Bien avant les concerts, l’Olympic est un cinéma populaire inauguré en 1926 à Chantenay. Pendant près de quarante ans, les Nantais y découvrent les films de leur jeunesse. La salle, pourtant chère à Jacques Demy, devient ensuite une supérette avant de renaître au milieu des années 1990. Derrière sa façade volontairement préservée, l’ancien cinéma entame une nouvelle vie consacrée aux musiques actuelles. Rarement un bâtiment aura autant accompagné les métamorphoses d’un quartier tout en conservant son identité.
Lorsque l’association Songo reprend les rênes du lieu en 1995, l’Olympic s’impose rapidement comme l’une des scènes majeures des musiques actuelles françaises. L’atmosphère y reste brute, presque artisanale. Les concerts s’y vivent au plus près des artistes. Muse, Placebo, Coldplay ou encore Rammstein y jouent avant de remplir des stades. Dans le couloir des loges, un terrain de pétanque improvisé après le passage de Massilia Sound System devient une attraction aussi improbable que révélatrice de l’esprit des lieux. L’Olympic n’accumule pas seulement les concerts. Il fabrique des histoires.
Très vite pourtant, ses murs deviennent trop étroits. L’activité déborde largement la diffusion musicale.
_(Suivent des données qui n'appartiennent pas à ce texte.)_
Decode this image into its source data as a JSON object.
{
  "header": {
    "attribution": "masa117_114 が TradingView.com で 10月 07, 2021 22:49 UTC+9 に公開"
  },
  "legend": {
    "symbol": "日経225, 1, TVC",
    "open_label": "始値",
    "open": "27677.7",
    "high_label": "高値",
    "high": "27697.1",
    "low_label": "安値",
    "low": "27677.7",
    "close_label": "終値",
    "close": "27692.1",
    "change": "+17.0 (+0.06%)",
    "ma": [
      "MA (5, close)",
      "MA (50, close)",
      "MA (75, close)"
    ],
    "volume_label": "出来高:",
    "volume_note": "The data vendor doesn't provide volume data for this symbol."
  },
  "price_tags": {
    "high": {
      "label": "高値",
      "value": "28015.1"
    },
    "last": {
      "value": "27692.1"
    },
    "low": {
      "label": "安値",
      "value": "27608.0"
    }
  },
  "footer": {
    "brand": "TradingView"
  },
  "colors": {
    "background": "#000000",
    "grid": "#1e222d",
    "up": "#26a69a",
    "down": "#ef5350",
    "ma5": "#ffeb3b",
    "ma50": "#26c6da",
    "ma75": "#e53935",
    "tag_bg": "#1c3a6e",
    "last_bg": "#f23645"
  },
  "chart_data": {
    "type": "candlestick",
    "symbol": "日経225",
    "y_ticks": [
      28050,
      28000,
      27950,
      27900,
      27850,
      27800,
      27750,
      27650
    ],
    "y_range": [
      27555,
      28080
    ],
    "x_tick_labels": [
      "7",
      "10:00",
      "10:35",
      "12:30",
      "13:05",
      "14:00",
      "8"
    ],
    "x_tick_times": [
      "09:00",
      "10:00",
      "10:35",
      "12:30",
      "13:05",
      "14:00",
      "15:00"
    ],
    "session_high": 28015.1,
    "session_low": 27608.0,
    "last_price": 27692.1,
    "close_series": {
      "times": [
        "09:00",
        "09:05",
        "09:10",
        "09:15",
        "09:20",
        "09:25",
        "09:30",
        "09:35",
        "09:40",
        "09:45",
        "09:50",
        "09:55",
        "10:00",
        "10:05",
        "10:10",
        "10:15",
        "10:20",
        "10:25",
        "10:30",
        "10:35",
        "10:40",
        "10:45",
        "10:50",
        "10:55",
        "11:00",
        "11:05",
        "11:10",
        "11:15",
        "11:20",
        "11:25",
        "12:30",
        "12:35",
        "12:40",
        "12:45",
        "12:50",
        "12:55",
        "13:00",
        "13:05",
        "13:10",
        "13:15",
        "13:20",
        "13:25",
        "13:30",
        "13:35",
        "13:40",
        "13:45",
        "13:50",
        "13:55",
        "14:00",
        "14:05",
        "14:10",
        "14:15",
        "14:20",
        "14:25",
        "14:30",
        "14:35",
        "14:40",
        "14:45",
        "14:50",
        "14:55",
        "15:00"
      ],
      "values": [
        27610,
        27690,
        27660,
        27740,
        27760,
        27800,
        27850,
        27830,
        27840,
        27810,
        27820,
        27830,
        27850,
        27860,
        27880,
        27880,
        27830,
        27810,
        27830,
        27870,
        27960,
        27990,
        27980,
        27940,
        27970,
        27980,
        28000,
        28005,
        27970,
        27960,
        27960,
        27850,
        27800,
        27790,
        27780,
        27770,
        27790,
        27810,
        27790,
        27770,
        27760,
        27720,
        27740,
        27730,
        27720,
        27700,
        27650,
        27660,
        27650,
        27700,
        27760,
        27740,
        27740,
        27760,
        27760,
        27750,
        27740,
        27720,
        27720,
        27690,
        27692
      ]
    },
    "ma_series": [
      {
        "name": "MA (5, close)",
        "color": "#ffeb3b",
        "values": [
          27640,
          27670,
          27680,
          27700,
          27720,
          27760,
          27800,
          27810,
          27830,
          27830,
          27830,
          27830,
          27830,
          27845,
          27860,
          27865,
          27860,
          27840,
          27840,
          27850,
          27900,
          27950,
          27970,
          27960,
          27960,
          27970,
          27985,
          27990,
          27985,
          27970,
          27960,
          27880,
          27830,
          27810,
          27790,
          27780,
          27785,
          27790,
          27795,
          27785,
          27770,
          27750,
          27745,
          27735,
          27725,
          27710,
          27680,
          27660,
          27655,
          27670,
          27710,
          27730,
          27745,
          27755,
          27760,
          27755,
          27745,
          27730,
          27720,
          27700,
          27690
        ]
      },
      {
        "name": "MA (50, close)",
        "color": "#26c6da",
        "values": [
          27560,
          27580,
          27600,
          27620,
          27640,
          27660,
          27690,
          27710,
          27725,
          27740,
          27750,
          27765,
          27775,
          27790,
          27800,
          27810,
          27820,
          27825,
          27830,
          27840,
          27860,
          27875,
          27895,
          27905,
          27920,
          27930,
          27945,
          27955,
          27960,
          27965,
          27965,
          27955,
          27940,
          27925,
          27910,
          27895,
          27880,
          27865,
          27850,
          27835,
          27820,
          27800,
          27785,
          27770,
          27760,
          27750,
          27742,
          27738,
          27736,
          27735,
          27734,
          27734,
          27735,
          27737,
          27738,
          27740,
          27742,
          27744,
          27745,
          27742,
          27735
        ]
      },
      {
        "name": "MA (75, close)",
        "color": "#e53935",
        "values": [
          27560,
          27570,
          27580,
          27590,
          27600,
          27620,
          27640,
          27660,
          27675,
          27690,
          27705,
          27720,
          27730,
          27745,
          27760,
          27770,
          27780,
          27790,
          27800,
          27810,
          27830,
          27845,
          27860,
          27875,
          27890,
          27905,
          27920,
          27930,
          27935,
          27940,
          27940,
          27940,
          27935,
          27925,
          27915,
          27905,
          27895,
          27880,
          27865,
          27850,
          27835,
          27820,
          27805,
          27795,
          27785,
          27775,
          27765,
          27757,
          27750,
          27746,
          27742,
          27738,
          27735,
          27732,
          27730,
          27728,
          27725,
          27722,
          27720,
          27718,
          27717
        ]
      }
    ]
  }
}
Résidences, actions culturelles et accompagnement des artistes appellent un nouvel espace. En 2011, Songo traverse la Loire.
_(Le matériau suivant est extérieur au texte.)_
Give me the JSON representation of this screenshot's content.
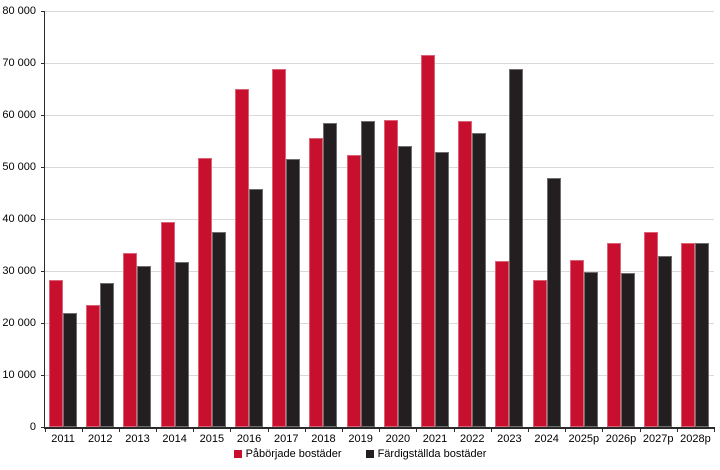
{
  "chart_data": {
    "type": "bar",
    "title": "",
    "xlabel": "",
    "ylabel": "",
    "categories": [
      "2011",
      "2012",
      "2013",
      "2014",
      "2015",
      "2016",
      "2017",
      "2018",
      "2019",
      "2020",
      "2021",
      "2022",
      "2023",
      "2024",
      "2025p",
      "2026p",
      "2027p",
      "2028p"
    ],
    "series": [
      {
        "name": "Påbörjade bostäder",
        "color": "#c8102e",
        "values": [
          28400,
          23500,
          33500,
          39500,
          51700,
          65100,
          68800,
          55600,
          52400,
          59100,
          71500,
          58900,
          32000,
          28400,
          32100,
          35500,
          37600,
          35500
        ]
      },
      {
        "name": "Färdigställda bostäder",
        "color": "#231f20",
        "values": [
          21900,
          27800,
          31100,
          31700,
          37600,
          45800,
          51600,
          58400,
          58900,
          54000,
          52900,
          56600,
          68900,
          48000,
          29900,
          29700,
          33000,
          35400
        ]
      }
    ],
    "ylim": [
      0,
      80000
    ],
    "ytick_step": 10000,
    "ytick_labels": [
      "0",
      "10 000",
      "20 000",
      "30 000",
      "40 000",
      "50 000",
      "60 000",
      "70 000",
      "80 000"
    ],
    "grid": true,
    "gridline_color": "#d9d9d9",
    "axis_color": "#2b2b2b",
    "background": "#ffffff",
    "legend_position": "bottom-center"
  }
}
Changer de rive, ouvrir le champ des possibles
Le déplacement dépasse largement la question d’une nouvelle adresse. Il accompagne la métamorphose de l’île de Nantes, où les friches portuaires cèdent progressivement la place à un quartier voué à la création. Aux côtés des Machines de l’île, de l’école des Beaux-Arts et de la Fabrique, Stereolux participe à cette nouvelle géographie culturelle qui redessine durablement l’image de Nantes.
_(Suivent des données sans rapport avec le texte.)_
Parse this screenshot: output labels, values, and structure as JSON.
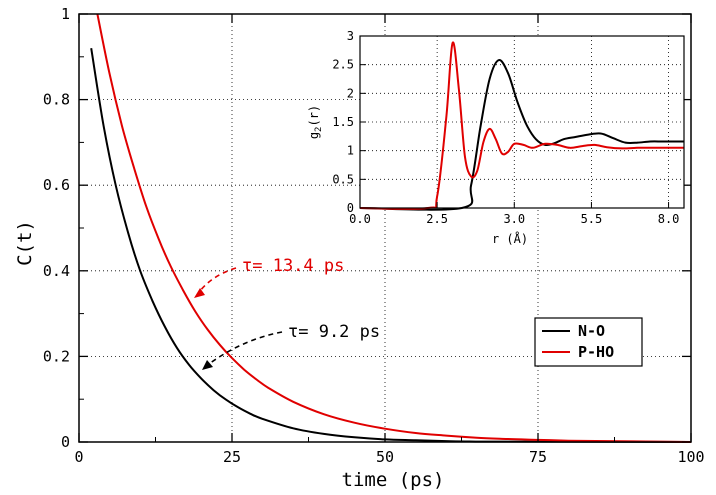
{
  "chart_data": [
    {
      "type": "line",
      "role": "main",
      "xlabel": "time (ps)",
      "ylabel": "C(t)",
      "xlim": [
        0,
        100
      ],
      "ylim": [
        0,
        1
      ],
      "xticks": [
        0,
        25,
        50,
        75,
        100
      ],
      "yticks": [
        0,
        0.2,
        0.4,
        0.6,
        0.8,
        1
      ],
      "xtick_labels": [
        "0",
        "25",
        "50",
        "75",
        "100"
      ],
      "ytick_labels": [
        "0",
        "0.2",
        "0.4",
        "0.6",
        "0.8",
        "1"
      ],
      "grid": true,
      "legend_position": "lower-right",
      "series": [
        {
          "name": "N-O",
          "color": "#000000",
          "x": [
            2,
            4,
            6,
            8,
            10,
            12,
            14,
            16,
            18,
            20,
            22,
            24,
            26,
            28,
            30,
            35,
            40,
            45,
            50,
            55,
            60,
            65
          ],
          "y": [
            0.92,
            0.74,
            0.6,
            0.49,
            0.4,
            0.33,
            0.27,
            0.22,
            0.18,
            0.148,
            0.121,
            0.099,
            0.081,
            0.066,
            0.054,
            0.032,
            0.019,
            0.011,
            0.006,
            0.004,
            0.002,
            0.001
          ]
        },
        {
          "name": "P-HO",
          "color": "#e00000",
          "x": [
            3,
            5,
            7,
            9,
            11,
            13,
            15,
            17,
            19,
            21,
            23,
            25,
            27,
            29,
            31,
            35,
            40,
            45,
            50,
            55,
            60,
            65,
            70,
            75,
            80
          ],
          "y": [
            1.0,
            0.86,
            0.74,
            0.64,
            0.55,
            0.475,
            0.41,
            0.355,
            0.305,
            0.263,
            0.227,
            0.196,
            0.169,
            0.146,
            0.126,
            0.094,
            0.065,
            0.045,
            0.031,
            0.021,
            0.015,
            0.01,
            0.007,
            0.005,
            0.003
          ]
        }
      ],
      "annotations": [
        {
          "text": "τ= 13.4 ps",
          "color": "#e00000",
          "arrow_to": [
            19,
            0.34
          ]
        },
        {
          "text": "τ= 9.2 ps",
          "color": "#000000",
          "arrow_to": [
            20,
            0.17
          ]
        }
      ]
    },
    {
      "type": "line",
      "role": "inset",
      "xlabel": "r (Å)",
      "ylabel_main": "g",
      "ylabel_sub": "2",
      "ylabel_tail": "(r)",
      "xlim": [
        0,
        10.5
      ],
      "ylim": [
        0,
        3
      ],
      "xticks": [
        0.5,
        3.0,
        5.5,
        8.0
      ],
      "xtick_labels": [
        "0.0",
        "2.5",
        "3.0",
        "5.5",
        "8.0"
      ],
      "xtick_label_positions_data": [
        0,
        2.5,
        5,
        7.5,
        10
      ],
      "yticks": [
        0,
        0.5,
        1,
        1.5,
        2,
        2.5,
        3
      ],
      "ytick_labels": [
        "0",
        "0.5",
        "1",
        "1.5",
        "2",
        "2.5",
        "3"
      ],
      "grid": true,
      "series": [
        {
          "name": "N-O",
          "color": "#000000",
          "x": [
            0,
            3.3,
            3.6,
            3.9,
            4.2,
            4.5,
            4.8,
            5.1,
            5.4,
            5.7,
            6.0,
            6.3,
            6.6,
            7.0,
            7.4,
            7.8,
            8.2,
            8.6,
            9.0,
            9.4,
            9.8,
            10.2,
            10.5
          ],
          "y": [
            0,
            0,
            0.4,
            1.4,
            2.25,
            2.58,
            2.35,
            1.85,
            1.45,
            1.2,
            1.1,
            1.13,
            1.2,
            1.24,
            1.28,
            1.3,
            1.22,
            1.14,
            1.14,
            1.16,
            1.16,
            1.16,
            1.16
          ]
        },
        {
          "name": "P-HO",
          "color": "#e00000",
          "x": [
            0,
            2.2,
            2.5,
            2.8,
            3.0,
            3.2,
            3.4,
            3.6,
            3.8,
            4.0,
            4.2,
            4.4,
            4.6,
            4.8,
            5.0,
            5.3,
            5.6,
            6.0,
            6.4,
            6.8,
            7.2,
            7.6,
            8.0,
            8.5,
            9.0,
            9.5,
            10.0,
            10.5
          ],
          "y": [
            0,
            0,
            0.2,
            1.6,
            2.88,
            2.1,
            0.9,
            0.55,
            0.65,
            1.15,
            1.38,
            1.2,
            0.95,
            0.98,
            1.12,
            1.1,
            1.05,
            1.12,
            1.1,
            1.05,
            1.08,
            1.1,
            1.06,
            1.04,
            1.05,
            1.05,
            1.05,
            1.05
          ]
        }
      ]
    }
  ],
  "legend": {
    "items": [
      {
        "label": "N-O",
        "color": "#000000"
      },
      {
        "label": "P-HO",
        "color": "#e00000"
      }
    ]
  }
}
À l’époque, un doute demeure pourtant. Comment transposer l’atmosphère de l’Olympic dans un équipement flambant neuf ? Éric Boistard, qui pilote alors le projet, formule une ambition devenue presque un manifeste. « Notre mission sera d’y insuffler une âme similaire. » Quinze ans plus tard, la promesse semble tenue.
Le quartier a continué de se transformer. Les grues ont remplacé les portiques, le futur CHU redessine les circulations, le pont Anne-de-Bretagne prépare sa métamorphose et les nouvelles lignes de tramway annoncent un autre visage de l’île. Dans ce paysage en mouvement, Stereolux n’apparaît plus comme un simple équipement culturel. Il est devenu l’un des repères d’un territoire où la culture accompagne les mutations urbaines autant qu’elle les inspire.
Cette ambition se lit jusque dans son architecture. Imaginé par Michel Bertreux, de l’agence Tétrarc, le bâtiment mêle volumes industriels, transparence et modularité. Derrière ses larges façades vitrées, le vaste hall baigné de lumière s’organise autour de son emblématique bar orange, devenu un point de rendez-vous presque aussi célèbre que les deux salles de concerts. Les références graphiques au pixel rappellent discrètement que le lieu regarde autant vers les arts numériques que vers la scène musicale. On s’y rend pour un concert, une exposition ou une conférence, ou simplement pour prolonger la soirée. Le lieu vit bien au-delà des représentations.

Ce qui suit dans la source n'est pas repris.